I’ve been breaking your heart, making your wife cry, humiliating you, and manipulating your stupid ass all the way to the bank. But don’t worry, I’m still hungry for MORE. My greed knows no bounds. But you already know this. And since I’ve been in quite the feeding frenzy lately, I want to show you …
more spoils of the slaughter.
1. I AM NITEFLIRT – As promised, my clips are sucking up all the top slots while costing 10 times the price of whatever these other busted welfare barbies are selling, while trying to pretend they’re something other than a digital shit stain. No wonder they can only beg you for $1.50 for a clip or some stock photo they’re reselling. I bet if you guys talk to your accountants that you can totally take a charitable tax deduction for the money you give the welfare dommes. It is charity after all. Obviously I don’t care either way. All roads lead to Me and I get exactly what I want. If you’re a Porsha newbie, you can find My clips on Niteflirt. Duh!

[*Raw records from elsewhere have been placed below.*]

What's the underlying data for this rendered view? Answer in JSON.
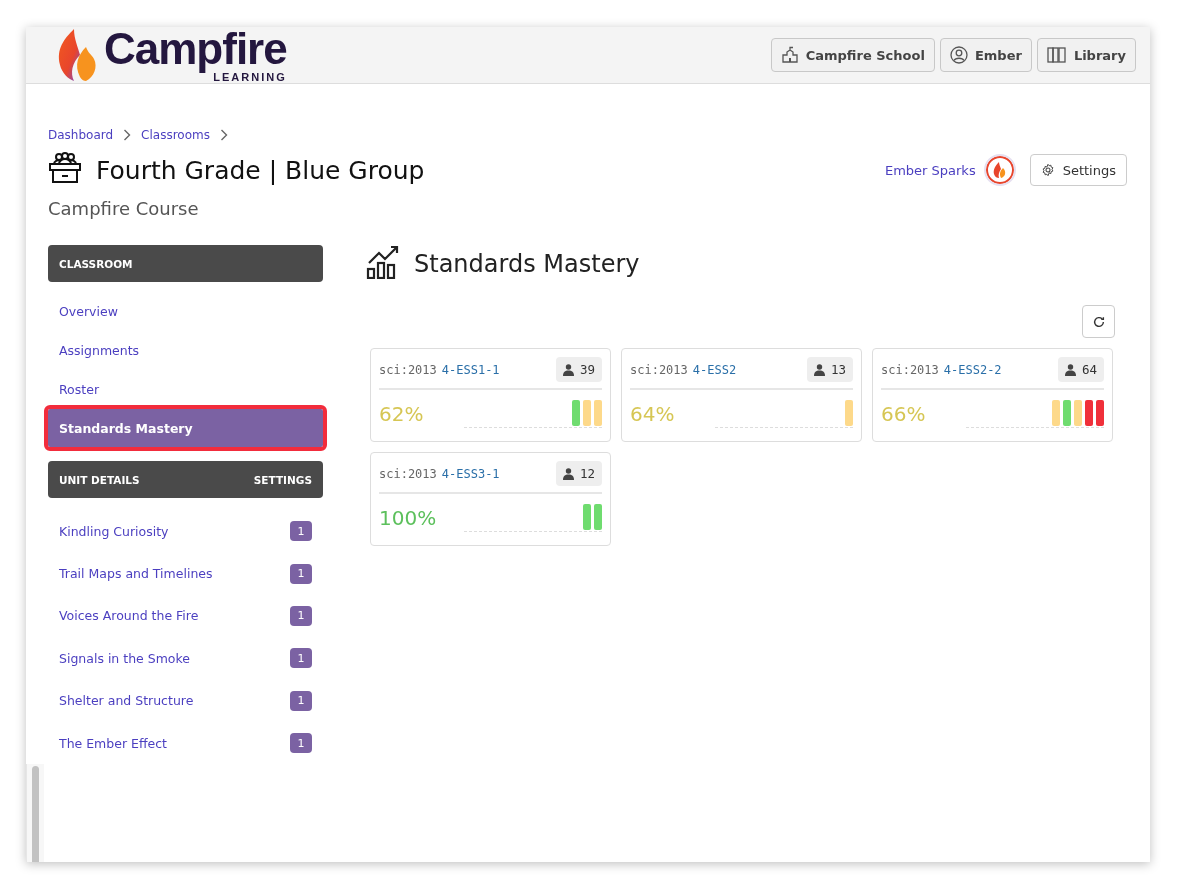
{
  "header": {
    "logo": {
      "name": "Campfire",
      "tagline": "LEARNING"
    },
    "buttons": [
      {
        "kind": "school",
        "label": "Campfire School"
      },
      {
        "kind": "user",
        "label": "Ember"
      },
      {
        "kind": "library",
        "label": "Library"
      }
    ]
  },
  "breadcrumb": [
    "Dashboard",
    "Classrooms"
  ],
  "page": {
    "title": "Fourth Grade | Blue Group",
    "subtitle": "Campfire Course",
    "user": "Ember Sparks",
    "settings": "Settings"
  },
  "sidebar": {
    "sections": [
      {
        "title": "CLASSROOM",
        "items": [
          {
            "label": "Overview",
            "selected": false
          },
          {
            "label": "Assignments",
            "selected": false
          },
          {
            "label": "Roster",
            "selected": false
          },
          {
            "label": "Standards Mastery",
            "selected": true
          }
        ]
      },
      {
        "title": "UNIT DETAILS",
        "action": "SETTINGS",
        "items": [
          {
            "label": "Kindling Curiosity",
            "count": "1",
            "selected": false
          },
          {
            "label": "Trail Maps and Timelines",
            "count": "1",
            "selected": false
          },
          {
            "label": "Voices Around the Fire",
            "count": "1",
            "selected": false
          },
          {
            "label": "Signals in the Smoke",
            "count": "1",
            "selected": false
          },
          {
            "label": "Shelter and Structure",
            "count": "1",
            "selected": false
          },
          {
            "label": "The Ember Effect",
            "count": "1",
            "selected": false
          }
        ]
      }
    ]
  },
  "main": {
    "title": "Standards Mastery",
    "cards": [
      {
        "prefix": "sci:2013",
        "code": "4-ESS1-1",
        "students": "39",
        "percent": "62%",
        "color": "#d6c654",
        "bars": [
          {
            "color": "#6fdc6f"
          },
          {
            "color": "#fdd98a"
          },
          {
            "color": "#fdd98a"
          }
        ]
      },
      {
        "prefix": "sci:2013",
        "code": "4-ESS2",
        "students": "13",
        "percent": "64%",
        "color": "#d6c654",
        "bars": [
          {
            "color": "#fdd98a"
          }
        ]
      },
      {
        "prefix": "sci:2013",
        "code": "4-ESS2-2",
        "students": "64",
        "percent": "66%",
        "color": "#d6c654",
        "bars": [
          {
            "color": "#fdd98a"
          },
          {
            "color": "#6fdc6f"
          },
          {
            "color": "#fdd98a"
          },
          {
            "color": "#f0303a"
          },
          {
            "color": "#f0303a"
          }
        ]
      },
      {
        "prefix": "sci:2013",
        "code": "4-ESS3-1",
        "students": "12",
        "percent": "100%",
        "color": "#5cc05c",
        "bars": [
          {
            "color": "#6fdc6f"
          },
          {
            "color": "#6fdc6f"
          }
        ]
      }
    ]
  }
}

2. The Black Friday shopping binge has continued in spectacular form. You guys already know about the serious damage I did with your gift cards here. But today I continued and spoiled Myself with a host of new fragrances and that $400 set of makeup brushes I’ve had My eye on. (I just couldn’t resist the Black Friday price!) So it’ll pretty much be raining down awesome gifts on Me all fucking week. And I haven’t even started spending some of the other gift cards I’ve received. I’ll be doing some damage at Sephora soon. I’m sure you can find out what’s for sale at Walmart from the other findoms online. In case you guys either want to further contribute to My extensive perfume collection or throw some gift cards towards the coming Sephora score, I’ve added both to My wishlist. You’re blessed that I’ve added some things for you to send. The wishlist situation has been pretty picked over for a while. I also added a pair of black boots that I’m pretty hot over.
3. I totally woke up to discover that you morons had done a lot of clicking and paying while I slept last night. Obviously, I love waking up to that! And the most hilarious thing I woke up to in My Niteflirt inbox was this:
Naturally he clicked and bought a bunch more clips and left Me more Niteflirt feedback. But I have yet to actually begin working on this loser that clearly needs to be pushed in the
wrong right direction. And pushing you idiots into the next level of shame and debasement is what I was born to do.
You morons should note that I’m busy as fuck … just look at the number of Niteflirt mails awaiting My attention in My inbox!
310 fucking unread messages! That doesn’t even count the ones I’ve opened during all the pay rape fuckery I’ve done in the past week! The reason I bring this up here is this: There is one of Me. There are many of you. I am the only Woman that is capable of taking you where you need to go. My time is at a premium. Full wallets to the front of the line. As of this writing, I am not taking live calls tonight … no, not even for $9.99/minute. I am available for pay mail rape and if I feel like it, I might turn on My Niteflirt lines to take calls. You’ll have to wait and see … I know you idiots sit there staring at My Niteflirt listings like the jerkoff zombies you are. So good luck!